Within one sync cycle (60 seconds by default) every enrolled host sees the imported users:

Shell (any enrolled host)
getent passwd alice
alice:x:11200003:11200003:Alice Anderson:/home/alice:/bin/zsh

getent group devs
devs:x:11200006:alice,bob

dirless-cli list-users

The users also appear in the portal under Directory → Local users, where you can edit them, manage their SSH keys, or add host-based access rules using the imported group names.

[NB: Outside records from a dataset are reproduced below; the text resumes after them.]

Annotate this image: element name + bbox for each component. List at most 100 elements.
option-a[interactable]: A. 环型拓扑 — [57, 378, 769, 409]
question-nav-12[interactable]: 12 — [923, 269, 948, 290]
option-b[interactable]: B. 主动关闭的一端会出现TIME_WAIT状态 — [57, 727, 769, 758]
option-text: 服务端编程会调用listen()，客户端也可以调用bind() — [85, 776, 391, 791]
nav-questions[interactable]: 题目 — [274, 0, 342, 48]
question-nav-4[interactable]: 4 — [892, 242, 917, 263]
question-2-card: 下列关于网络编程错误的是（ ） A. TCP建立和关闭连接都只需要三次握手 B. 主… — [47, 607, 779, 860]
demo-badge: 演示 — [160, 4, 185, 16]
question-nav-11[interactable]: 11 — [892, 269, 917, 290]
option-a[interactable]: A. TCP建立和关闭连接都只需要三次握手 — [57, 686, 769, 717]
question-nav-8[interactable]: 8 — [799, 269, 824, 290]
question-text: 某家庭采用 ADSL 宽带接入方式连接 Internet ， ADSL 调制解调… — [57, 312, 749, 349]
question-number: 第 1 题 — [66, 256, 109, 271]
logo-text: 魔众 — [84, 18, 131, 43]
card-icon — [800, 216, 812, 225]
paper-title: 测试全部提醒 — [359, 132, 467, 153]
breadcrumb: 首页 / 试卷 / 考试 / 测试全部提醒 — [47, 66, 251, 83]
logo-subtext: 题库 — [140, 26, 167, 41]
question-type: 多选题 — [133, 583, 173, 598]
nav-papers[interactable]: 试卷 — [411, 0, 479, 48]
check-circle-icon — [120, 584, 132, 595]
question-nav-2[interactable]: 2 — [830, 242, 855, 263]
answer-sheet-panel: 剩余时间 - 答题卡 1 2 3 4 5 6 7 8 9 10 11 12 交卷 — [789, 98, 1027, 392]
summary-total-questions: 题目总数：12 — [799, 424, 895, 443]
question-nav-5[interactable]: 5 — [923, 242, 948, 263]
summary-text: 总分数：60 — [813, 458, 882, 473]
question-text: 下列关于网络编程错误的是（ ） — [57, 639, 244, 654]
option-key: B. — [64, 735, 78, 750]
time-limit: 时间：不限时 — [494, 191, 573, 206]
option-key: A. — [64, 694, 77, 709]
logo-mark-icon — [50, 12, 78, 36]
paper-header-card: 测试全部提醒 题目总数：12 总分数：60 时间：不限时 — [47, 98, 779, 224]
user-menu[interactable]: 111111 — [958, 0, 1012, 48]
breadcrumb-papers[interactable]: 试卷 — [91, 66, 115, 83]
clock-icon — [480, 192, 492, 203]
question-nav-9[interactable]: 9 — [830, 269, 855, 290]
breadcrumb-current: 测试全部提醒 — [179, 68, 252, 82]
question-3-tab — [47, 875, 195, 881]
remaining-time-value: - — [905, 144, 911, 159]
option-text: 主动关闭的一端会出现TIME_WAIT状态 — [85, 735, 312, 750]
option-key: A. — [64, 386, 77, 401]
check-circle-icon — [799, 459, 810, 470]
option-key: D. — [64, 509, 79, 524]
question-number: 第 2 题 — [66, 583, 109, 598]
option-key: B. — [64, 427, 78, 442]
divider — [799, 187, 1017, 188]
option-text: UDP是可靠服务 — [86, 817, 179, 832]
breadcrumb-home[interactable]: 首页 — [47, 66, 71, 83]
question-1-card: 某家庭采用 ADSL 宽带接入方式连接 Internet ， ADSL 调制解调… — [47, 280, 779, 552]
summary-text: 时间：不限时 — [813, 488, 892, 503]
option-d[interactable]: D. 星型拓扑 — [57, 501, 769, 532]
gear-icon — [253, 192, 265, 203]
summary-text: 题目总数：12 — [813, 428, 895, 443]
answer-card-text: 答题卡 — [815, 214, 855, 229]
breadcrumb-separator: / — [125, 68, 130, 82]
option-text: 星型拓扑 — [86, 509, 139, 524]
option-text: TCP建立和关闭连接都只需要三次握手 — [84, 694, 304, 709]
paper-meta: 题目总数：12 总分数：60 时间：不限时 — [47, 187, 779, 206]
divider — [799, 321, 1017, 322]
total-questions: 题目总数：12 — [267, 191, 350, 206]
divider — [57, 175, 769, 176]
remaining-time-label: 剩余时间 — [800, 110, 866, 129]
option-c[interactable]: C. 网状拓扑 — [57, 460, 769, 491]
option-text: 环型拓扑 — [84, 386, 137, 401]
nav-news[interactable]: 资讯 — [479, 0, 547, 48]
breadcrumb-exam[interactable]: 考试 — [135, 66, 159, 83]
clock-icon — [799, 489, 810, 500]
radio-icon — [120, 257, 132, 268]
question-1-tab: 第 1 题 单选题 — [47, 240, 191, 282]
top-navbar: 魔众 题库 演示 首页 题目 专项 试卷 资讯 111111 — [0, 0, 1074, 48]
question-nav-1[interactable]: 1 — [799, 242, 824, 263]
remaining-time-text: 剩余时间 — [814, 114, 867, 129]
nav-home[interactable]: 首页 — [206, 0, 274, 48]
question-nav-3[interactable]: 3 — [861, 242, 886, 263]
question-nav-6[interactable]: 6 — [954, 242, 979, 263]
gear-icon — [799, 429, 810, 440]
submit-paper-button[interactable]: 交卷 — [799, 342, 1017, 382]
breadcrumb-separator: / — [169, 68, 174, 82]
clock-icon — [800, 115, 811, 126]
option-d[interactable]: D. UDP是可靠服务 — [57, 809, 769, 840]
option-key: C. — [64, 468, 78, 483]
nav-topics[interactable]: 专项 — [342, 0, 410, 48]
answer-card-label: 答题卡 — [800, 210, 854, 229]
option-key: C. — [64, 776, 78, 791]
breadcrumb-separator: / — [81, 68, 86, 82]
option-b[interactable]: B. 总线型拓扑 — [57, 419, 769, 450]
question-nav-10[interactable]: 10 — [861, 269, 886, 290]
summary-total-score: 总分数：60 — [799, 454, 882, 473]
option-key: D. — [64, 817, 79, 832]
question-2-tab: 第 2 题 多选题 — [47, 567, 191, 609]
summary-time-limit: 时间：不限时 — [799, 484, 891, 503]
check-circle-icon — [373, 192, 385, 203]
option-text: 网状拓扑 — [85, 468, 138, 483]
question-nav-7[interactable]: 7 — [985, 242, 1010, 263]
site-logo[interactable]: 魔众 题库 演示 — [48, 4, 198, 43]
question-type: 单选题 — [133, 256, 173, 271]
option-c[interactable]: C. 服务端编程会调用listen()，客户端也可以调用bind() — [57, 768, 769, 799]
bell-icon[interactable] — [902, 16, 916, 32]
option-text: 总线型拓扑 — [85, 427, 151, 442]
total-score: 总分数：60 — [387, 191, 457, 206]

Once you are satisfied, point your hosts away from SSSD and decommission the FreeIPA servers - Dirless has no replication infrastructure to keep on the critical path, so there is nothing to stand up in their place.


Reference

Command options

FlagEffect
--ldif FILE LDIF export from FreeIPA (required)
--dry-run Parse and report only - never contacts the backend
--overwrite-existing Replace local users that already exist (default: skip them)
--include-disabled Import accounts FreeIPA has disabled (default: skip them)
--config PATH Agent config file (default: /etc/dirless/dirless-agent.toml)
--server / --token / --tenant-id / --age-key Run from a non-enrolled machine by passing the backend URL, bearer token, tenant ID, and age private key explicitly
UID ranges. FreeIPA allocates UIDs from a random high range (typically 100 million+), which lands safely above the UID space Dirless uses for cloud-synced users. If your FreeIPA deployment uses custom UIDs below 100000, the importer prints a warning so you can check for collisions before the users go live.